Although they were outside, they had to shout to converse. As a result, when a little touring airplane trailing its publicity banner appeared high in the sky over the ridge of the Crasticeddru, few in the crowd noticed, since the noise of the plane, which is what usually makes people look up, couldn't reach their ears. The pilot must have noticed he would never get their attention in this fashion since, after flying three tight circles round the crest of the Crasticeddru, he headed straight for the flats and the crowd, going into an elegant dive and flying extremely low over everyone's head. He practically forced people to read his banner and then to follow it with their eyes as he pulled up slightly, flew over the ridge three more times, descended to the point of almost touching the ground in front of the caves gaping entrance, and then dropped a shower of rose petals from the aircraft. The crowd fell silent. They were all thinking of the two young lovers found dead in the Crasticeddru as the small plane turned round and came back, skimming the ground, this time dropping countless little strips of paper. It then headed westward toward the horizon and disappeared.

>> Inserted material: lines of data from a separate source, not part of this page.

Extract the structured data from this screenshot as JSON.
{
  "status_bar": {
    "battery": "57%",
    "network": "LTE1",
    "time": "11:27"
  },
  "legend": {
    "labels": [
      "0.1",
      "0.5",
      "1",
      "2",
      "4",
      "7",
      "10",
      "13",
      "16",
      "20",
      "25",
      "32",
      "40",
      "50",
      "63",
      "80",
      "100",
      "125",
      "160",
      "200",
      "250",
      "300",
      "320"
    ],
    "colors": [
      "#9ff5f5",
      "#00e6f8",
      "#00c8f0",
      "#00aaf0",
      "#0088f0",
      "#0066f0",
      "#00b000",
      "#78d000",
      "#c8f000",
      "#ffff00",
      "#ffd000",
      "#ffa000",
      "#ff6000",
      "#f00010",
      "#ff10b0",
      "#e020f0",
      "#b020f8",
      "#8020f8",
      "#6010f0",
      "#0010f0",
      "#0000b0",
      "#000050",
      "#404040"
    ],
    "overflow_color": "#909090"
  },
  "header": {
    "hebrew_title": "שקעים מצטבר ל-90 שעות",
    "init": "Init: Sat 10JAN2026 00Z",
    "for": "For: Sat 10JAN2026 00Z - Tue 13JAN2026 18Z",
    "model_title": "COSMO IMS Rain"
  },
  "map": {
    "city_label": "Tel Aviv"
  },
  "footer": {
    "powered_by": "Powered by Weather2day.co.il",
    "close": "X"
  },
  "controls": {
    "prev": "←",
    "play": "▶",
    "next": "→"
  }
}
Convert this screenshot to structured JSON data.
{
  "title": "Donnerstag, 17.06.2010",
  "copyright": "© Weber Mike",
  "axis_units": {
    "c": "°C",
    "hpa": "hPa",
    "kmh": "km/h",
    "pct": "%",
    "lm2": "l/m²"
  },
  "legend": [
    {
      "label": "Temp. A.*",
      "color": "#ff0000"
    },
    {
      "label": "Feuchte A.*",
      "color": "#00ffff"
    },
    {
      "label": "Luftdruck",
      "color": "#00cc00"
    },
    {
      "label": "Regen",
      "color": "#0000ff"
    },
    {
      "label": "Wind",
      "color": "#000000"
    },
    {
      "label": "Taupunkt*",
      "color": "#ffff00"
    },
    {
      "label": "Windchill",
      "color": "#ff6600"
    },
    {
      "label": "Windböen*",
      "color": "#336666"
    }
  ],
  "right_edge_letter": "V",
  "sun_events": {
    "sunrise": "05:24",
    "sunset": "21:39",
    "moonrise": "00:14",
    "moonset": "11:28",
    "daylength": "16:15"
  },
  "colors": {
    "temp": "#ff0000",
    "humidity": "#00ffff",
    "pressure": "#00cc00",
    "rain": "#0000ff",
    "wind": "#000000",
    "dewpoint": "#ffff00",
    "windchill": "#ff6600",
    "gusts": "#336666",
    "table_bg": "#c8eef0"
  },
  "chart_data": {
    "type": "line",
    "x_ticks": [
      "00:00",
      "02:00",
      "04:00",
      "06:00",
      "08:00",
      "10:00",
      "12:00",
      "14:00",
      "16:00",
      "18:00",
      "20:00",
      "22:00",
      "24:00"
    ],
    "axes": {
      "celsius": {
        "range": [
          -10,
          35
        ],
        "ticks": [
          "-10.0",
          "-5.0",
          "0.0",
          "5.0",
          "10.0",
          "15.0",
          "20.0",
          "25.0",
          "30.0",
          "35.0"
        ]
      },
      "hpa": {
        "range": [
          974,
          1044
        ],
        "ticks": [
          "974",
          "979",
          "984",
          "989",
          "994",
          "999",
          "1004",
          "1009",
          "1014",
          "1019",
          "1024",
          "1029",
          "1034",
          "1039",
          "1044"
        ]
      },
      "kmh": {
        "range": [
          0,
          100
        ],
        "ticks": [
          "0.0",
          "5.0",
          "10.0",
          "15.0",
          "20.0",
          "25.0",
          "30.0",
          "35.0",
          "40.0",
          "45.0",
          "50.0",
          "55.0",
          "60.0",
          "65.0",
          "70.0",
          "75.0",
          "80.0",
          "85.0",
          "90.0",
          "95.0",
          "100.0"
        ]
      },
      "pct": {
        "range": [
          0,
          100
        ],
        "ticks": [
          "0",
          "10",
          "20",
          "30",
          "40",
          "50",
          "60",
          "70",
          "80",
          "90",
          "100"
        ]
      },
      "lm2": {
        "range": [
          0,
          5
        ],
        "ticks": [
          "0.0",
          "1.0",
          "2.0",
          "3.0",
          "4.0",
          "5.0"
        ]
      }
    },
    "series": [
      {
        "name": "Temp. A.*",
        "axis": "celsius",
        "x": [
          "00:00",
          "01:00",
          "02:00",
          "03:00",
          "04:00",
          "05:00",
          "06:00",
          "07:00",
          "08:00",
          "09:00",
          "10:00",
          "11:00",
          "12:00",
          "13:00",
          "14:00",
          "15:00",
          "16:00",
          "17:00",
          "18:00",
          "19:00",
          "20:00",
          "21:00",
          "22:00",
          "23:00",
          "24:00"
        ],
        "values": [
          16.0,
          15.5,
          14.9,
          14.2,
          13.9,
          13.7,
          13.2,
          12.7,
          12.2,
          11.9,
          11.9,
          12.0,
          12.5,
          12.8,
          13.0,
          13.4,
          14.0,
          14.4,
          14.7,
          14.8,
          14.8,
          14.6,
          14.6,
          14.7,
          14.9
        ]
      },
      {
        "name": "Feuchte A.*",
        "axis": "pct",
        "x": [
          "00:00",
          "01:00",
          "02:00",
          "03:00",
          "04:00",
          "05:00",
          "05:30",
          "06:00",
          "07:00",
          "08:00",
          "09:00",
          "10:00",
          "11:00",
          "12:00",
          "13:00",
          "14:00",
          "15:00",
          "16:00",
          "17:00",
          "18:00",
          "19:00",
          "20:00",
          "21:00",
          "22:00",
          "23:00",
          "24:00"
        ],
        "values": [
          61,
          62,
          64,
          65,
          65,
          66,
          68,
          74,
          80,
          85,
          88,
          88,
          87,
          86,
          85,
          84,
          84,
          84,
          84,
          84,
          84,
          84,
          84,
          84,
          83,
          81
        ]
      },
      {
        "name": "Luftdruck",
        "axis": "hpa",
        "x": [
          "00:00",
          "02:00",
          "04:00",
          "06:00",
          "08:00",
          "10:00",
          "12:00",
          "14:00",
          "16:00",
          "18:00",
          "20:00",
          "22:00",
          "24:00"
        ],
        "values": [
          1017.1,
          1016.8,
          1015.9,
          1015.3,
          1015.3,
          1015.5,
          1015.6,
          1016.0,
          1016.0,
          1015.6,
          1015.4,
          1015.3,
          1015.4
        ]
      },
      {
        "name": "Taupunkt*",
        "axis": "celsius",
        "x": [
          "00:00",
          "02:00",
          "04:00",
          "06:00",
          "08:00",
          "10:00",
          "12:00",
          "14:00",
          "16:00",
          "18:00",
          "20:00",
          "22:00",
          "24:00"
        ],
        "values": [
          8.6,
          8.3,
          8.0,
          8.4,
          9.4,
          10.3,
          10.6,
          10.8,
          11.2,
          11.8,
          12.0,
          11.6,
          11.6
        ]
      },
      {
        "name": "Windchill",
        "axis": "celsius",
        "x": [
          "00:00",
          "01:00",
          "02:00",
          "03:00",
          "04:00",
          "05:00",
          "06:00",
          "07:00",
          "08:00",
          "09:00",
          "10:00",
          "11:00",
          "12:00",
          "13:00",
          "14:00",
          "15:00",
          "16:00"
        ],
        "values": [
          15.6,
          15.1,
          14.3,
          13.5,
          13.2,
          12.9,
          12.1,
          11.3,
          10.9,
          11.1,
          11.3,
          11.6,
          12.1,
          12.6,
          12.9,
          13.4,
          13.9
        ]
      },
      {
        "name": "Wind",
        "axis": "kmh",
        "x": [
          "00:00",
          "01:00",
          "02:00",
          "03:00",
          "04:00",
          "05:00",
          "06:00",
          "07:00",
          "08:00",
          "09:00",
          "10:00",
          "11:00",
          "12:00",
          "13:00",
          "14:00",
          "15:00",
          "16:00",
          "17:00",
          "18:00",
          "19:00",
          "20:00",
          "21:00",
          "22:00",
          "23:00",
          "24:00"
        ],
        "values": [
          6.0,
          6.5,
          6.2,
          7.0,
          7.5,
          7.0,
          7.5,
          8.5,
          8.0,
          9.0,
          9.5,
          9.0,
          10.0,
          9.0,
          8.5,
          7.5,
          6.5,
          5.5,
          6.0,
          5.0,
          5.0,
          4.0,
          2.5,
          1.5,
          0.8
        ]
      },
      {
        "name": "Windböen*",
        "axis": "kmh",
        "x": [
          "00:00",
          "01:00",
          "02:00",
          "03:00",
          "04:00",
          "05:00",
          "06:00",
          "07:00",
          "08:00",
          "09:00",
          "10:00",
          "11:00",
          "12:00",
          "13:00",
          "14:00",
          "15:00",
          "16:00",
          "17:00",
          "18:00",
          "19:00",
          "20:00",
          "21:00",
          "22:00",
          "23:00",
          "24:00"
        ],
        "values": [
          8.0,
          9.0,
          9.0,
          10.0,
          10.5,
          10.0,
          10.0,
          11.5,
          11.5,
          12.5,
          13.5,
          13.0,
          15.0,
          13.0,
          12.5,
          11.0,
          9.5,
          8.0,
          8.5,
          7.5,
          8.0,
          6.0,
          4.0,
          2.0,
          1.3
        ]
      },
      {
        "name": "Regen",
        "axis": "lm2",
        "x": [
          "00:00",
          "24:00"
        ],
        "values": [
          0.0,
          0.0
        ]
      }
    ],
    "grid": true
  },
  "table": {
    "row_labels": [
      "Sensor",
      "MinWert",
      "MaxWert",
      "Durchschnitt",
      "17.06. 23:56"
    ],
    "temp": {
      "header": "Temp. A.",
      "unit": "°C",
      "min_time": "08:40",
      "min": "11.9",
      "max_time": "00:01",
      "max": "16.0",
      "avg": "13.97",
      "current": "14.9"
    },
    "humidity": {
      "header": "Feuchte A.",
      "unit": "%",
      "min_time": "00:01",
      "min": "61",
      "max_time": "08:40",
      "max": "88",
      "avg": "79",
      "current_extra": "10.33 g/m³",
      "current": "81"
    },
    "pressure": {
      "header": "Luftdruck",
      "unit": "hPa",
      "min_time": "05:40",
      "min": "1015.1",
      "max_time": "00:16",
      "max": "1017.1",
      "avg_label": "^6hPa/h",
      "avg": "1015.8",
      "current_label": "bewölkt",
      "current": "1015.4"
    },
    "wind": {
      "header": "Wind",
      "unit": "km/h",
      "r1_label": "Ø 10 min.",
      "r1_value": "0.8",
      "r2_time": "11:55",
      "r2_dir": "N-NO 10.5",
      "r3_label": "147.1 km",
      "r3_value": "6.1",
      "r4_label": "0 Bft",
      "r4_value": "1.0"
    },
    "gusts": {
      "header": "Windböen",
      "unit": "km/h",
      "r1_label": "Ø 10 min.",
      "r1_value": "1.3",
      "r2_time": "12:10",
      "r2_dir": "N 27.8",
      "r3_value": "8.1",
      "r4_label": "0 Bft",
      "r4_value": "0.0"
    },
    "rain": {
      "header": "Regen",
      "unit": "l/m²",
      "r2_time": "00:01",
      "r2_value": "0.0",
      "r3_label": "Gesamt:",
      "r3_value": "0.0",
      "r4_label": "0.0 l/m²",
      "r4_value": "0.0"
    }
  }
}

And while the banner had aroused a lot of curiosity, since it wasn't advertising a soft drink or a furniture factory, but displayed only the two names Lisetta and Mario and the rain of rose-petals had given the crowd a kind of thrill, the words on the strips of paper, all identical, set them all guessing, sending them on a lively merry-go-round of speculation and conjecture. What indeed was the meaning of: Lisetta and Mario announce their reawakening? It couldn't be a wedding or christening announcement. So what was it? Amid the swirl of questions, only one thing seemed certain: that the plane, the petals, the pieces of paper, and the banner had something to do with the dead lovers found in the Crasticeddru.

Then the races began, and the people watched and amused themselves. Nicolto, upon seeing the rose petals fall from the plane, had told Montalbano not to move from where he stood and then had disappeared into the crowd.

He returned fifteen minutes later, followed by a Free Channel cameraman.

"Will you grant me an interview?"

"Of course."

This unexpected compliance on Montalbano's part convinced the newsman in his suspicion, which was that the inspector was involved up to his neck in this business with the airplane.

"Just a few minutes ago, during the preliminaries for the cross-country motorcycle race currently taking place here in Vig, we were all witness to an extraordinary event. A small advertising airplane . . . And here he followed with a description of what had just occurred. Since, by a fortunate coincidence, we have Inspector Salvo Montalbano here with us among the crowd, we would like to ask him a few questions. In your opinion, Inspector, who are Lisetta and Mario?"

"I could dodge the question," the inspector said bluntly, "and say I don't know anything about this and that it might be the work of some newly-weds who wished to celebrate their marriage in an original way. But I would be contradicted by what is written on that piece of paper, which speaks not of marriage but of reawakening. I shall therefore answer honestly and say that Lisetta and Mario were the names of the two young people found murdered inside the cave of the Crasticeddru, that spur of rock right here in front of us."

"But what does all this mean?"

"I can't really say. You'd have to ask whoever it was that organized the airplane stunt."

"How were you able to identify the two?"

"By chance."

"Could you tell us their last names?"